The study also revealed information about the operation of SFOs. In the Americas, the average size is 8.7 employees compared to 13.2 in Europe and 11.8 elsewhere in the world. The researchers contend that the larger size of European offices is due to the maturity of family wealth in Europe, where there are more generations and family members to handle. The survey also states that investment professionals are willing to work at SFOs for less pay than they might earn elsewhere in return for a more relaxed and flexible work environment, Amit notes.
Discretion Needed
According to Rabin, discretion is critical for SFO employees managing the fortunes of families whose wealth might put them in the public eye. For example, his company has no web site and does not advertise. “But it really depends on the nature of the business and the family,” he notes, adding that some high profile public families don’t care as much about discretion, but most do. Dutton agrees that discretion is a major part of the job description at any SFO.
“It must always be top of mind when working at a family office. “Normally, this is quite straightforward. It becomes challenging mainly when certain specific assets, such as a privately held operating business or real estate, are held jointly by disparate family members.” The GFA study concludes with recommendations for families operating SFOs.
First, having a purpose seems to enhance the performance of an SFO. “Well-functioning SFOs tend to be linked to families with a strong sense of purpose where it comes to their fortune. This is particularly true when the family invests, not only its assets, but also its enthusiasm in the pursuit of something beyond mere wealth preservation.
This applies to a broad range of objectives, including involvement in entrepreneurial activities and business, worthy causes, philanthropic pursuits, research foundations, patronage of the arts, or taking on public responsibilities,” the report notes.
Second, the study recommends that families strive for excellence in all aspects of their office. Nepotism has no place in the family office, but the report found that some families compromise the professionalism of their SFOs as a result of family politics or penny-pinching. Separating functions appears to improve performance, the study found. “The highly paid hedge fund expert should not be distracted by dealing with the car fleet, let alone collecting the dry-cleaning,” the report states.
A model that appears to work well is to set up separate companies for the different specialized areas of asset management and concierge services, plus a foundation for philanthropic activity.

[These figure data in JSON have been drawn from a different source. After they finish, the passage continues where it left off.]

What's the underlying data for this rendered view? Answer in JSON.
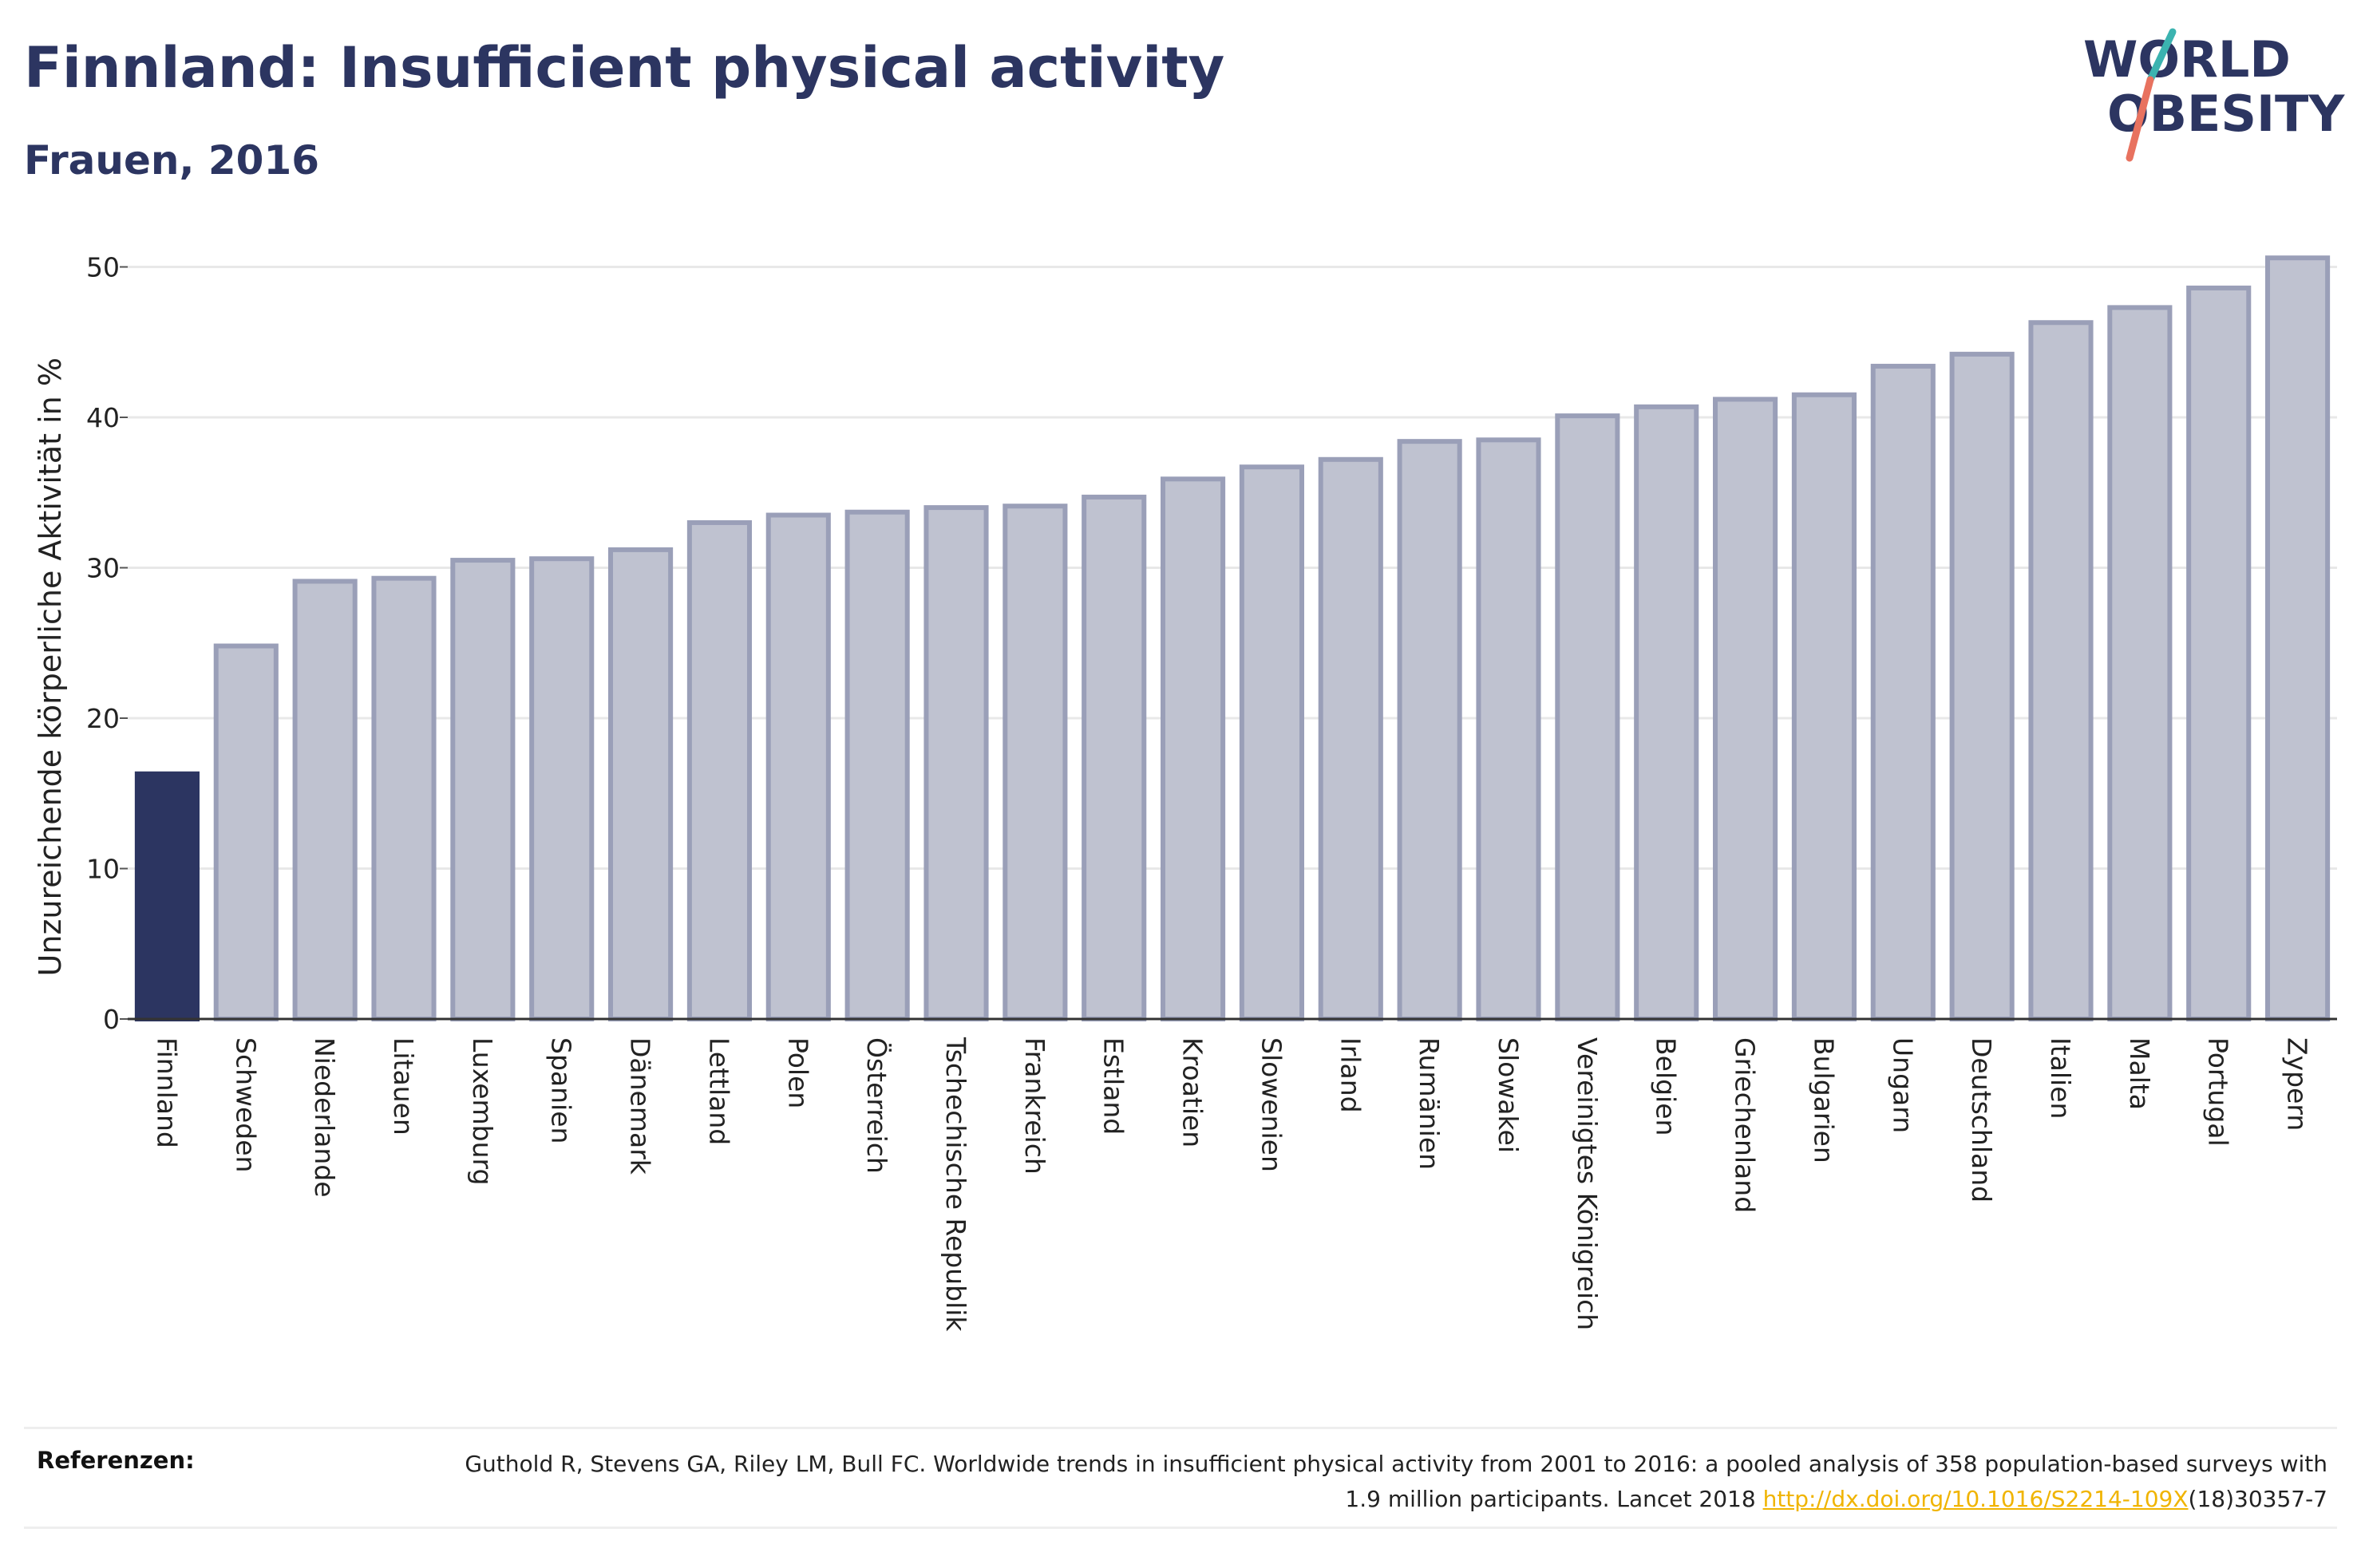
{
  "header": {
    "title": "Finnland: Insufficient physical activity",
    "subtitle": "Frauen, 2016"
  },
  "logo": {
    "line1": "WORLD",
    "line2": "OBESITY"
  },
  "colors": {
    "highlight": "#2c3561",
    "bar_fill": "#bfc2d0",
    "bar_stroke": "#9a9fb8",
    "grid": "#e8e8e8"
  },
  "chart_data": {
    "type": "bar",
    "ylabel": "Unzureichende körperliche Aktivität in %",
    "ylim": [
      0,
      52
    ],
    "yticks": [
      0,
      10,
      20,
      30,
      40,
      50
    ],
    "grid": true,
    "highlight_category": "Finnland",
    "categories": [
      "Finnland",
      "Schweden",
      "Niederlande",
      "Litauen",
      "Luxemburg",
      "Spanien",
      "Dänemark",
      "Lettland",
      "Polen",
      "Österreich",
      "Tschechische Republik",
      "Frankreich",
      "Estland",
      "Kroatien",
      "Slowenien",
      "Irland",
      "Rumänien",
      "Slowakei",
      "Vereinigtes Königreich",
      "Belgien",
      "Griechenland",
      "Bulgarien",
      "Ungarn",
      "Deutschland",
      "Italien",
      "Malta",
      "Portugal",
      "Zypern"
    ],
    "values": [
      16.3,
      24.8,
      29.1,
      29.3,
      30.5,
      30.6,
      31.2,
      33.0,
      33.5,
      33.7,
      34.0,
      34.1,
      34.7,
      35.9,
      36.7,
      37.2,
      38.4,
      38.5,
      40.1,
      40.7,
      41.2,
      41.5,
      43.4,
      44.2,
      46.3,
      47.3,
      48.6,
      50.6
    ]
  },
  "footer": {
    "label": "Referenzen:",
    "text_part1": "Guthold R, Stevens GA, Riley LM, Bull FC. Worldwide trends in insufficient physical activity from 2001 to 2016: a pooled analysis of 358 population-based surveys with 1.9 million participants. Lancet 2018 ",
    "link_text": "http://dx.doi.org/10.1016/S2214-109X",
    "text_part2": "(18)30357-7"
  }
}
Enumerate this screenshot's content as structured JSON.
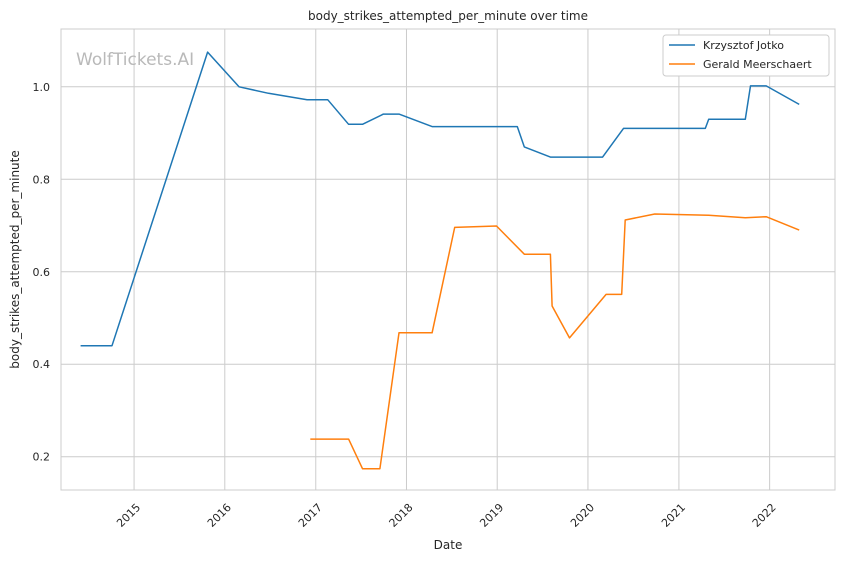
{
  "chart_data": {
    "type": "line",
    "title": "body_strikes_attempted_per_minute over time",
    "xlabel": "Date",
    "ylabel": "body_strikes_attempted_per_minute",
    "watermark": "WolfTickets.AI",
    "x_ticks": [
      "2015",
      "2016",
      "2017",
      "2018",
      "2019",
      "2020",
      "2021",
      "2022"
    ],
    "y_ticks": [
      "0.2",
      "0.4",
      "0.6",
      "0.8",
      "1.0"
    ],
    "xlim": [
      "2014-03-13",
      "2022-09-21"
    ],
    "ylim": [
      0.128,
      1.125
    ],
    "grid": true,
    "legend_position": "top-right",
    "series": [
      {
        "name": "Krzysztof Jotko",
        "color": "#1f77b4",
        "points": [
          [
            "2014-05-31",
            0.44
          ],
          [
            "2014-10-04",
            0.44
          ],
          [
            "2015-10-24",
            1.075
          ],
          [
            "2016-02-27",
            1.0
          ],
          [
            "2016-06-25",
            0.986
          ],
          [
            "2016-11-27",
            0.972
          ],
          [
            "2017-02-18",
            0.972
          ],
          [
            "2017-05-13",
            0.919
          ],
          [
            "2017-07-08",
            0.919
          ],
          [
            "2017-09-30",
            0.941
          ],
          [
            "2017-12-02",
            0.941
          ],
          [
            "2018-04-14",
            0.914
          ],
          [
            "2019-03-23",
            0.914
          ],
          [
            "2019-04-20",
            0.87
          ],
          [
            "2019-08-03",
            0.848
          ],
          [
            "2020-02-29",
            0.848
          ],
          [
            "2020-05-23",
            0.91
          ],
          [
            "2021-04-17",
            0.91
          ],
          [
            "2021-05-01",
            0.93
          ],
          [
            "2021-09-25",
            0.93
          ],
          [
            "2021-10-16",
            1.002
          ],
          [
            "2021-12-18",
            1.002
          ],
          [
            "2022-04-30",
            0.962
          ]
        ]
      },
      {
        "name": "Gerald Meerschaert",
        "color": "#ff7f0e",
        "points": [
          [
            "2016-12-10",
            0.238
          ],
          [
            "2017-05-13",
            0.238
          ],
          [
            "2017-07-08",
            0.174
          ],
          [
            "2017-09-16",
            0.174
          ],
          [
            "2017-12-02",
            0.468
          ],
          [
            "2018-04-14",
            0.468
          ],
          [
            "2018-07-14",
            0.696
          ],
          [
            "2018-12-29",
            0.699
          ],
          [
            "2019-04-20",
            0.638
          ],
          [
            "2019-08-03",
            0.638
          ],
          [
            "2019-08-10",
            0.526
          ],
          [
            "2019-10-19",
            0.457
          ],
          [
            "2020-03-14",
            0.551
          ],
          [
            "2020-05-16",
            0.551
          ],
          [
            "2020-05-30",
            0.712
          ],
          [
            "2020-09-26",
            0.725
          ],
          [
            "2021-05-01",
            0.722
          ],
          [
            "2021-09-25",
            0.717
          ],
          [
            "2021-12-18",
            0.719
          ],
          [
            "2022-04-30",
            0.69
          ]
        ]
      }
    ]
  }
}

Finally, the report calls on families to simplify their corporate structures.
One SFO in the survey was dealing with 200 non-active holding companies. Few SFOs had less than 80. “This can create problems for family members wanting to supervise, let alone direct, SFO decision-making properly,” the report says. “Many simply do not have the time, interest, or expertise needed to find the devil in a huge amount of company detail.”
Amit says the new research is just a first step in gaining a better understanding of how family wealth is managed. GFA plans to continue its studies and hopes to examine the financial performance of families with SFOs against the investment performance of private banks or other investment professionals.
“The vast majority of businesses around the world are indeed family businesses, and there are a number of distinguishing aspects that make family firms unique, raising issues that we as academics must look at, such as succession and governance,” says Amit. “The link between the family and the family business deserves more interest.